GAO recommends (1) that Ex-Im conduct a systematic review to assess how well its domestic content policy continues to support Ex-Ims mission, and (2) that the Department of the Treasury, with Ex-Im and international counterparts, develop strategies for further engagement on export credit issues with emerging economy countries. Ex-Im stated it considers content policy in its annual competitiveness assessments, but did not comment directly on the recommendation. Treasury stated it supports encouraging emerging market economies participation concerning export credit issues and is engaged in that activity, but did not state whether it agreed with the recommendation.

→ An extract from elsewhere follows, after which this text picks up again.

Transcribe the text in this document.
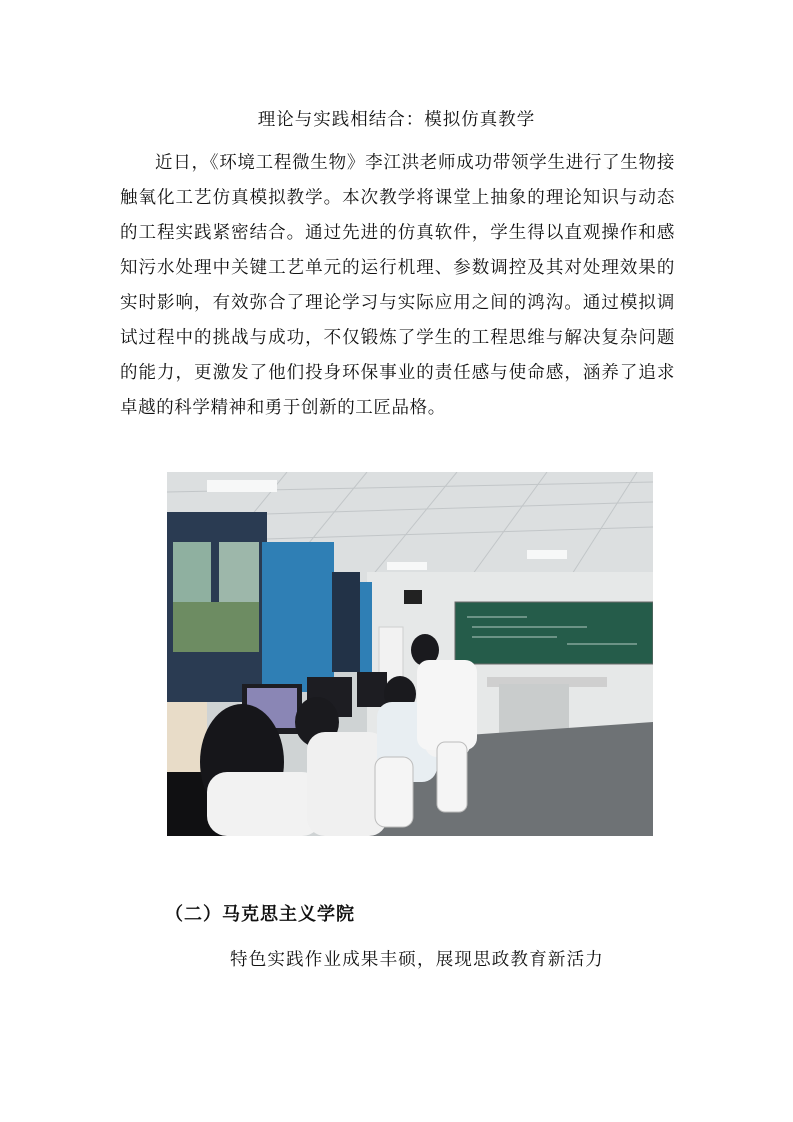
理论与实践相结合：模拟仿真教学
近日，《环境工程微生物》李江洪老师成功带领学生进行了生物接触氧化工艺仿真模拟教学。本次教学将课堂上抽象的理论知识与动态的工程实践紧密结合。通过先进的仿真软件，学生得以直观操作和感知污水处理中关键工艺单元的运行机理、参数调控及其对处理效果的实时影响，有效弥合了理论学习与实际应用之间的鸿沟。通过模拟调试过程中的挑战与成功，不仅锻炼了学生的工程思维与解决复杂问题的能力，更激发了他们投身环保事业的责任感与使命感，涵养了追求卓越的科学精神和勇于创新的工匠品格。
（二）马克思主义学院
特色实践作业成果丰硕，展现思政教育新活力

Recommendations for Executive Action
|Export-Import Bank of the United States||To maintain Ex-Im's competitiveness and enhance its ability to support U.S. exports, the Ex-Im Bank should conduct a systematic review of its domestic content policy in the context of changing production patterns to ensure this policy effectively serves the objective of creating U.S. jobs while also providing financing that is competitive with that of other ECAs.||
Ex-Im Bank has taken steps consistent with the GAO recommendation. In May 2013, Ex-Im Bank produced a report summarizing its review of its domestic content policy.
|Department of the Treasury||To preserve and enhance the competitiveness of U.S. exports and to promote transparency, the Secretary of the Treasury, in conjunction with Ex-Im and working with international counterparts, should develop strategies to further encourage and increase engagement of emerging economy countries in discussions and agreements on export credit support.||
The Treasury Department has taken steps consistent with the GAO recommendation. Since our report was issued, the U.S. and China agreed to establish a working group of major providers of export financing to work towards a set of international guidelines, with the goal of concluding an agreement by 2014. Officials from Treasury, as well as Ex-Im Bank, travelled to China to hold discussions on how to approach a potential agreement on export credits.